Das demografische Risiko trifft also auch die Kapitaldeckung. Deren Sicherheit hängt zudem von den internationalen Finanzmärkten ab – keine beruhigende Aussicht, wie wir mittlerweile wissen. Im Krisenfall setzt auch das Finanzkapital bekanntlich auf den Staat als "weißen Ritter", der ihm aus der Patsche hilft.

Welchen Grund sollten dann die Bürger haben, ihre soziale Grundsicherung nicht gleich dem über Steuern und Beiträge finanzierten Sozialstaat anzuvertrauen? Dieser ist in Verbindung mit einem eine steigende Produktivität der Wirtschaft sichernden öffentlichen Bildungssystem allemal das besser funktionierende kollektive Sparschwein.
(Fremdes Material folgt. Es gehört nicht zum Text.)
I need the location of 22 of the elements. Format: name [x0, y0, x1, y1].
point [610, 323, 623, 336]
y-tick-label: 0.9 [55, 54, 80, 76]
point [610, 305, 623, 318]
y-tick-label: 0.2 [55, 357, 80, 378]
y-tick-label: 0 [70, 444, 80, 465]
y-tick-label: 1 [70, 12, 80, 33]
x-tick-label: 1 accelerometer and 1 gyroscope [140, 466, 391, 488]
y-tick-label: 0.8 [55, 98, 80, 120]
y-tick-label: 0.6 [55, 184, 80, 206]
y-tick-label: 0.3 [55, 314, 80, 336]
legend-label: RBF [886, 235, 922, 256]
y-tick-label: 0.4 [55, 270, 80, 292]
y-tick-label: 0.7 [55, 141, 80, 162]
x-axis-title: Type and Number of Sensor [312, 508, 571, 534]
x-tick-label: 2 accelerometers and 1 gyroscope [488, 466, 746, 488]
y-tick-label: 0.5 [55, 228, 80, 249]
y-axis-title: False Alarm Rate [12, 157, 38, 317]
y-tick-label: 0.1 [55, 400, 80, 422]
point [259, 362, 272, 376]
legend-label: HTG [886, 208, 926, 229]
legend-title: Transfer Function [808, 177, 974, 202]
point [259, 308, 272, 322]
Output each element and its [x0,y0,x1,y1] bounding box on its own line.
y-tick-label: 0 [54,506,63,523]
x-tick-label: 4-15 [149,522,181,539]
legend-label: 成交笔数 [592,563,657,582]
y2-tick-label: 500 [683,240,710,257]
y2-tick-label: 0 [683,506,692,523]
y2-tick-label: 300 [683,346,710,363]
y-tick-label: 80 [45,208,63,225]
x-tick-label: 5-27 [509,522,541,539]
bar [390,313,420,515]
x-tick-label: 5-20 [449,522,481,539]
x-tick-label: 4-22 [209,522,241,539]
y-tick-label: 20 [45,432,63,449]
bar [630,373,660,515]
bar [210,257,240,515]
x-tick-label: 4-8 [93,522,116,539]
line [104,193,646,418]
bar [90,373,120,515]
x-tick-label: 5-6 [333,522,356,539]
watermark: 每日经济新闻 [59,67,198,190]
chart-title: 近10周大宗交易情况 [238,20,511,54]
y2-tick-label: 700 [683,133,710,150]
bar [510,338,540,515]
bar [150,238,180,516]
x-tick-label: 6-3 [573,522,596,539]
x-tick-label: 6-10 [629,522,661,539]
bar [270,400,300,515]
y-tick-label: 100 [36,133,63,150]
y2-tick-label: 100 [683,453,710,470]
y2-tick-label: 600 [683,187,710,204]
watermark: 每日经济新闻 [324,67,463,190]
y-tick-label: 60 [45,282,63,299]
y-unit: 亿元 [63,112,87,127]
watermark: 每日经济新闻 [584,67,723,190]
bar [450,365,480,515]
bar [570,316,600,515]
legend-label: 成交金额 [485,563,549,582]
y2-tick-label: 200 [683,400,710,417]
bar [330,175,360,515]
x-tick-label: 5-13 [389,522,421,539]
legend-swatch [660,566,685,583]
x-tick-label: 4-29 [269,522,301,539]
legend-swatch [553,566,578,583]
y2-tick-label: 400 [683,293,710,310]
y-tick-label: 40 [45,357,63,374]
Versorgungsdefizite: Koalitionsvertrag ohne Konzept

Die im Koalitionsvertrag aufgelisteten Maßnahmen werfen die gesundheitspolitische Debatte um Jahre zurück. Nicht Zukunftsfragen des Gesundheitswesens stehen auf der Agenda, sondern das Aufwärmen eigentlich erledigter Fälle. Die politische Opposition und die Gewerkschaften tun gut daran, nicht nur einen Abwehrkampf gegen die Kopfpauschale zu führen. Klar, dieses Vorhaben muss verhindert werden. Das ist den Bürgern auch gut zu vermitteln. Wo Norbert Blüm Recht hat, hat er Recht: "Wenn der Chef den gleichen Beitrag zur Krankenversicherung zahlt wie sein Chauffeur und der Meister den gleichen wie der Hausmeister, dann musst du nicht Plato, Aristoteles oder Kant gelesen haben, um das für ungerecht zu halten. Es genügt der gesunde Menschenverstand." (Tagesspiegel, 26.10.2009) Aber dabei darf man es nicht bewenden lassen. Es muss deutlich gemacht werden, dass die Politik der Bundesregierung nicht nur sozial ungerecht, sondern auch perspektivlos ist. Die eigentlich wichtigen Probleme bleiben liegen. Hier ein paar Beispiele:

  In vielen ländlichen Regionen besteht ein empfindlicher Ärztemangel. Dort kann die medizinische Versorgung nur durch integrierte Versorgungsnetze und neue Formen der Kooperation von Gesundheitsberufen gesichert werden.

  Die immer noch starren Grenzen zwischen ambulanter und stationärer Versorgung müssen endlich beseitigt werden.

  Die demografische Entwicklung erfordert eine bessere Vernetzung von sozialer Betreuung und medizinischer Versorgung.

  Auch Veränderungen bei den Gesundheitsberufen machen neue Organisationsformen und Arbeitsabläufe im Gesundheitswesen erforderlich. Nur ein Hinweis: 70% der Absolventen des Medizinstudiums sind Frauen.

  Das traditionelle System der Kassenärztlichen Vereinigungen ist faktisch in Auflösung begriffen, ohne dass dafür eine tragfähige Alternative in Sicht ist. Die Sicherstellung der medizinischen Versorgung muss neu organisiert werden.

Diese Themen müssen in den Fokus gestellt werden mit der Botschaft: Union und FDP betreiben ideologische Spiegelfechterei und Klientelpolitik, anstatt sich um die wirklichen Versorgungsprobleme zu kümmern.

Hartmut Reiners ist Ökonom und Publizist, lebt in Berlin. Alle Zahlen und Quellen sind, soweit nicht anders erwähnt, seinem Buch "Mythen der Gesundheitspolitik" (2009, Huber Verlag) entnommen.